If China does not set a carbon cap, then it could find it harder to continue to cut carbon intensity. With domestic coal demand in the United States expected to fall by 30% owing to the EPA rule, US coal firms — sitting on the largest recoverable reserves in the world — are pushing to increase exports to Asia, especially to China. Three new coal-export ports are being proposed for the Pacific coast, and are projected to ship up to 100 million tonnes of coal per year. The huge added supply to Asia will lead to cheaper coal and increased consumption. The European Union (EU) is a good example. Coal consumption has risen in the EU in recent years, and use of comparatively clean gas has fallen. This is partly because US coal exports to the EU sharply increased from 14 million tonnes in 2003 to 47 million tonnes in 2013.
It is unrealistic for China to switch immediately from cutting carbon intensity to a cap on emissions. A more rational and practical strategy is to make the transition in two steps.
First, China needs to obtain better data. Researchers must work out when Chinese emissions are likely to peak, assuming that the economy continues to grow as expected. This will provide a reliable baseline for any reduction target. It will require international scientific cooperation, because modelling for China must be informed by research results about the trajectory of emissions patterns in the EU, United States and other developed regions.
The peaking year is a complex issue and Chinese scientists and scholars differ greatly in their opinions of it. But the widely accepted view is that China’s carbon output under the business-as-usual scenario will peak sometime after 2030.
Second, China needs to prioritize the use of ‘bridging’ fuel. It is no coincidence that the nine US states participating in the regional scheme have more nuclear energy and shale gas in their portfolios than most.
In 2011, nuclear energy accounted for less than 2% of China’s electricity, but 12% of electricity globally and 21% in member countries of the Organisation for Economic Co-operation and Development.
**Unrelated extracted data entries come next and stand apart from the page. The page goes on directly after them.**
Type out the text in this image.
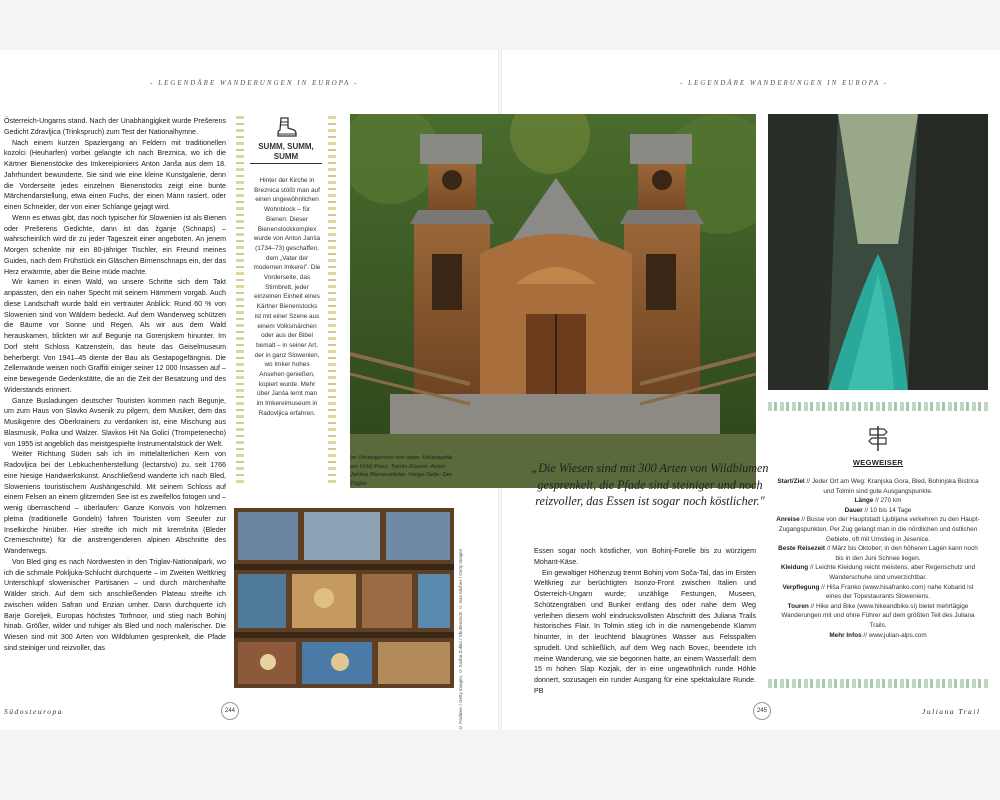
- LEGENDÄRE WANDERUNGEN IN EUROPA -	- LEGENDÄRE WANDERUNGEN IN EUROPA -

Österreich-Ungarns stand. Nach der Unabhängigkeit wurde Prešerens Gedicht Zdravljica (Trinkspruch) zum Test der Nationalhymne.

Nach einem kurzen Spaziergang an Feldern mit traditionellen kozolci (Heuharfen) vorbei gelangte ich nach Breznica, wo ich die Kärtner Bienenstöcke des Imkereipioniers Anton Janša aus dem 18. Jahrhundert bewunderte. Sie sind wie eine kleine Kunstgalerie, denn die Vorderseite jedes einzelnen Bienenstocks zeigt eine bunte Märchendarstellung, etwa einen Fuchs, der einen Mann rasiert, oder einen Schneider, der von einer Schlange gejagt wird.

Wenn es etwas gibt, das noch typischer für Slowenien ist als Bienen oder Prešerens Gedichte, dann ist das žganje (Schnaps) – wahrscheinlich wird dir zu jeder Tageszeit einer angeboten. An jenem Morgen schenkte mir ein 80-jähriger Tischler, ein Freund meines Guides, nach dem Frühstück ein Gläschen Birnenschnaps ein, der das Herz erwärmte, aber die Beine müde machte.

Wir kamen in einen Wald, wo unsere Schritte sich dem Takt anpassten, den ein naher Specht mit seinem Hämmern vorgab. Auch diese Landschaft wurde bald ein vertrauter Anblick: Rund 60 % von Slowenien sind von Wäldern bedeckt. Auf dem Wanderweg schützen die Bäume vor Sonne und Regen. Als wir aus dem Wald herauskamen, blickten wir auf Begunje na Gorenjskem hinunter. Im Dorf steht Schloss Katzenstein, das heute das Geiselmuseum beherbergt. Von 1941–45 diente der Bau als Gestapogefängnis. Die Zellenwände weisen noch Graffiti einiger seiner 12 000 Insassen auf – eine bewegende Gedenkstätte, die an die Zeit der Besatzung und des Widerstands erinnert.

Ganze Busladungen deutscher Touristen kommen nach Begunje, um zum Haus von Slavko Avsenik zu pilgern, dem Musiker, dem das Musikgenre des Oberkrainers zu verdanken ist, eine Mischung aus Blasmusik, Polka und Walzer. Slavkos Hit Na Golici (Trompetenecho) von 1955 ist angeblich das meistgespielte Instrumentalstück der Welt.

Weiter Richtung Süden sah ich im mittelalterlichen Kern von Radovljica bei der Lebkuchenherstellung (lectarstvo) zu, seit 1766 eine hiesige Handwerkskunst. Anschließend wanderte ich nach Bled, Sloweniens touristischem Aushängeschild. Mit seinem Schloss auf einem Felsen an einem glitzernden See ist es zweifellos fotogen und – wenig überraschend – überlaufen: Ganze Konvois von hölzernen pletna (traditionelle Gondeln) fahren Touristen vom Seeufer zur Inselkirche hinüber. Hier streifte ich mich mit kremšnita (Bleder Cremeschnitte) für die anstrengenderen alpinen Abschnitte des Wanderwegs.

Von Bled ging es nach Nordwesten in den Triglav-Nationalpark, wo ich die schmale Pokljuka-Schlucht durchquerte – im Zweiten Weltkrieg Unterschlupf slowenischer Partisanen – und durch märchenhafte Wälder strich. Auf dem sich anschließenden Plateau streifte ich zwischen wilden Safran und Enzian umher. Dann durchquerte ich Barje Goreljek, Europas höchstes Torfmoor, und stieg nach Bohinj hinab. Größer, wilder und ruhiger als Bled und noch malerischer. Die Wiesen sind mit 300 Arten von Wildblumen gesprenkelt, die Pfade sind steiniger und reizvoller, das

SUMM, SUMM, SUMM
Hinter der Kirche in Breznica stößt man auf einen ungewöhnlichen Wohnblock – für Bienen: Dieser Bienenstockkomplex wurde von Anton Janša (1734–73) geschaffen, dem „Vater der modernen Imkerei". Die Vorderseite, das Stirnbrett, jeder einzelnen Einheit eines Kärtner Bienenstocks ist mit einer Szene aus einem Volksmärchen oder aus der Bibel bemalt – in seiner Art, der in ganz Slowenien, wo Imker hohes Ansehen genießen, kopiert wurde. Mehr über Janša lernt man im Imkereimuseum in Radovljica erfahren.
Im Uhrzeigersinn von oben: Holzkapelle am Vršič-Pass; Tolmin-Klamm; Anton Janšas Bienenstöcke. Vorige Seite: Der Triglav
© Pavlinec / Getty Images; © Sasha Zubko / Shutterstock; © Ivan Michev / Getty Images
„Die Wiesen sind mit 300 Arten von Wildblumen gesprenkelt, die Pfade sind steiniger und noch reizvoller, das Essen ist sogar noch köstlicher."

Essen sogar noch köstlicher, von Bohinj-Forelle bis zu würzigem Mohant-Käse.

Ein gewaltiger Höhenzug trennt Bohinj vom Soča-Tal, das im Ersten Weltkrieg zur berüchtigten Isonzo-Front zwischen Italien und Österreich-Ungarn wurde; unzählige Festungen, Museen, Schützengräben und Bunker entlang des oder nahe dem Weg verleihen diesem wohl eindrucksvollsten Abschnitt des Juliana Trails historisches Flair. In Tolmin stieg ich in die namengebende Klamm hinunter, in der leuchtend blaugrünes Wasser aus Felsspalten sprudelt. Und schließlich, auf dem Weg nach Bovec, beendete ich meine Wanderung, wie sie begonnen hatte, an einem Wasserfall: dem 15 m hohen Slap Kozjak, der in eine ungewöhnlich runde Höhle donnert, sozusagen ein runder Ausgang für eine spektakuläre Runde. PB

WEGWEISER
Start/Ziel // Jeder Ort am Weg: Kranjska Gora, Bled, Bohinjska Bistrica und Tolmin sind gute Ausgangspunkte.
Länge // 270 km
Dauer // 10 bis 14 Tage
Anreise // Busse von der Hauptstadt Ljubljana verkehren zu den Haupt-Zugangspunkten. Per Zug gelangt man in die nördlichen und östlichen Gebiete, oft mit Umstieg in Jesenice.
Beste Reisezeit // März bis Oktober; in den höheren Lagen kann noch bis in den Juni Schnee liegen.
Kleidung // Leichte Kleidung reicht meistens, aber Regenschutz und Wanderschuhe sind unverzichtbar.
Verpflegung // Hiša Franko (www.hisafranko.com) nahe Kobarid ist eines der Topestaurants Sloweniens.
Touren // Hike and Bike (www.hikeandbike.si) bietet mehrtägige Wanderungen mit und ohne Führer auf dem größten Teil des Juliana Trails.
Mehr Infos // www.julian-alps.com
Südosteuropa	244	245	Juliana Trail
China’s technically recoverable shale-gas resources are 31.6 trillion cubic metres, nearly double the United States’ 18.8 trillion cubic metres. I advocate nuclear energy and shale gas as bridging fuels to a carbon-free future, if China can handle the safety and environmental concerns.
An absolute cap on China’s emissions is in sight. But it will take political courage and practical changes to make it a reality.
The views expressed in this article are those of the author alone.